A lack of effective communication and collaboration emerged as a common theme among many of the concerns raised by those referenced in this part of the report.
Similarly, many of the proposed solutions offered here would not necessarily require major policy changes to achieve, but rather are simple, straightforward recommendations to improve the partnerships between the many moving parts of the state’s child welfare system.
This final section of the report serves to underscore the vast and numerous ways in which Maine’s child welfare system fails to provide the supports necessary to protect the children for which it is responsible.
Following a hearing on child welfare held in Augusta last week, Diamond — the founder of WAMITS and long-time advocate for the cause — spoke to members of the press.
“All of these things have been happening and getting worse over the past five years, and now all of a sudden they are going to start listening to their employees — caseworkers and others — and see how they can make changes,” Diamond said. “But there’s another whole group they’re not even mentioning, and that’s foster parents. They’re equally as frustrated.”
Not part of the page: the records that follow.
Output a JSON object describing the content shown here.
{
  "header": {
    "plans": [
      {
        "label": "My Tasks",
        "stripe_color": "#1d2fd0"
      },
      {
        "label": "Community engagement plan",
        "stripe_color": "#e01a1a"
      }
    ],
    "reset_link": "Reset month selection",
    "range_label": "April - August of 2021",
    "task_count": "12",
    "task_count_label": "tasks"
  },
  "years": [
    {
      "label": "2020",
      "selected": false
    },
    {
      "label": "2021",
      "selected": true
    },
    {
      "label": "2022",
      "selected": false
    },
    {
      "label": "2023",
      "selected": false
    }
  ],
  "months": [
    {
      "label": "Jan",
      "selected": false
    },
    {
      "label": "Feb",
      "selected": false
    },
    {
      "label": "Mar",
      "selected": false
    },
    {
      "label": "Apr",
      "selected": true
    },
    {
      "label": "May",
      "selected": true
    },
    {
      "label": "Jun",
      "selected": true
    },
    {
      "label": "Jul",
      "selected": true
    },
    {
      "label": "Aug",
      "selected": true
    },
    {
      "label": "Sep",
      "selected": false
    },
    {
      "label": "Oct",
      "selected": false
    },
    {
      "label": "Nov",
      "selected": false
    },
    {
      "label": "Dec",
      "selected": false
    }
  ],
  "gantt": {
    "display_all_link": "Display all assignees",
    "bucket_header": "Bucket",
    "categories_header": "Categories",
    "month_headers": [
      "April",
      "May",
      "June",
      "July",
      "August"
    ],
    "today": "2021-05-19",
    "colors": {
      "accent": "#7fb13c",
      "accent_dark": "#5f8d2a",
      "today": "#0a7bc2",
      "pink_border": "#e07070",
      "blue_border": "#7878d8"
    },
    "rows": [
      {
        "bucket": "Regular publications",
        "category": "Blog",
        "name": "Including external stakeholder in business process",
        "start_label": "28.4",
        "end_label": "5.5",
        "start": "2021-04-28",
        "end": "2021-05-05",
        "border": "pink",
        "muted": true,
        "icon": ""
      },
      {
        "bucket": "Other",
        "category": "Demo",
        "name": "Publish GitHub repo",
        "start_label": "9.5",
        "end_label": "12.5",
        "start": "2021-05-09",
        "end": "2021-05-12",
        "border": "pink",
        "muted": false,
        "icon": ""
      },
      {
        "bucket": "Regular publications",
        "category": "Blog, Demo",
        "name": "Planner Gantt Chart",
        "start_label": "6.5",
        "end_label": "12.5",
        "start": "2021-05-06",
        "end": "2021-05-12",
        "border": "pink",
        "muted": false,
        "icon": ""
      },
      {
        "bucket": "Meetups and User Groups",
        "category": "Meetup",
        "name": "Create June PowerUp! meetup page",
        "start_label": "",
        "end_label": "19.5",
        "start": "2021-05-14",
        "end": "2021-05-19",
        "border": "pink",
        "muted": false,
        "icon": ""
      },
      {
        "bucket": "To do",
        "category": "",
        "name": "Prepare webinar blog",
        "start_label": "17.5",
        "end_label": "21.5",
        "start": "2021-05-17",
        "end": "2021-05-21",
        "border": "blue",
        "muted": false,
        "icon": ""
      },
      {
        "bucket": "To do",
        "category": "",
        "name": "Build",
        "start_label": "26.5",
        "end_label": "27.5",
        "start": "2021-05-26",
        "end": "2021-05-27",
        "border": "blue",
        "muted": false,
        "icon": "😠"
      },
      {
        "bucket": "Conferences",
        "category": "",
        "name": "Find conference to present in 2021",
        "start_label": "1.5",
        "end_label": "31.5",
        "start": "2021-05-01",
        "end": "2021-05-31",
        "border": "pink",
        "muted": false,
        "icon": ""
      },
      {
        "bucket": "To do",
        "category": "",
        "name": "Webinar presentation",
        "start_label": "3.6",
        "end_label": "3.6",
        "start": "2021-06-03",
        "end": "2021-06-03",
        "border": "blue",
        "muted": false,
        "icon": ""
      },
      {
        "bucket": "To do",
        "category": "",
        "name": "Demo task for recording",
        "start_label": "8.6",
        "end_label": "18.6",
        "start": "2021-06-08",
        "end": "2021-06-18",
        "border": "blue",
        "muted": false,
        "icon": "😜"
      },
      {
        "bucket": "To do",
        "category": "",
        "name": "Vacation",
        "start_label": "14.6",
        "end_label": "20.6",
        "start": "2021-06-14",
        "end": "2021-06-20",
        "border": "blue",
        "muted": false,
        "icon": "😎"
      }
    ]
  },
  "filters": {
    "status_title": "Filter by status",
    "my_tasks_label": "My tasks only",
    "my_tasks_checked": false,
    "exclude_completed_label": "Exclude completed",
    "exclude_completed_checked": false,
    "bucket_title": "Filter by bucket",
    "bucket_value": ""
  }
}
“Why weren’t they listening before?” Diamond continued. “The answer was always: ‘Well, it’s not as bad as people say. We’re doing very well. And we’ve got some new plans to make it even better.'”
“It wasn’t ever recognized — or they wouldn’t admit — that they had serious problems,” Diamond said.
Although last week’s hearing on the child welfare system with Commissioner Lambrew and Acting Director of OCFS Bobbi Johnson was a step in the right direction toward the state government identifying and addressing the failures within the department’s child welfare system, it remains to be seen whether this extensive report from WAMITS will spark any tangible, practical changes within DHHS and OCFS going forward.
Click Here to Read the Full Report from Walk a Mile in Their Shoes
“Tangible and practical changes within the DHHS and OCFS”? No chance, but Bill and Jane Diamond should be greatly applauded for their efforts. Landry should’ve resigned earlier and Lambrew should be fired immediately. Instead, much like the failed CDC Director, Nirav Shah, she’ll likely fail upward to a cushy bureaucratic position in the DC Swamp.
Translation: “Now let’s try to address the problems we’ve created!”
…lol, these twits will always have a job!
This is the most informative and well written article I have read concerning this horrific situation in Maine.
Thank-you Libby Palanza , Bill Diamond, team WAMITS, Foster Parents, Caseworkers, and anyone I’ve neglected to mention who are doing all they can for our children and teens in Maine.
Excellent report, Ms. Palanza.
To Senator Diamond I applaud your work but please, please no more non-profits. There are plenty around already which pay left-leaning people good money to accomplish very little.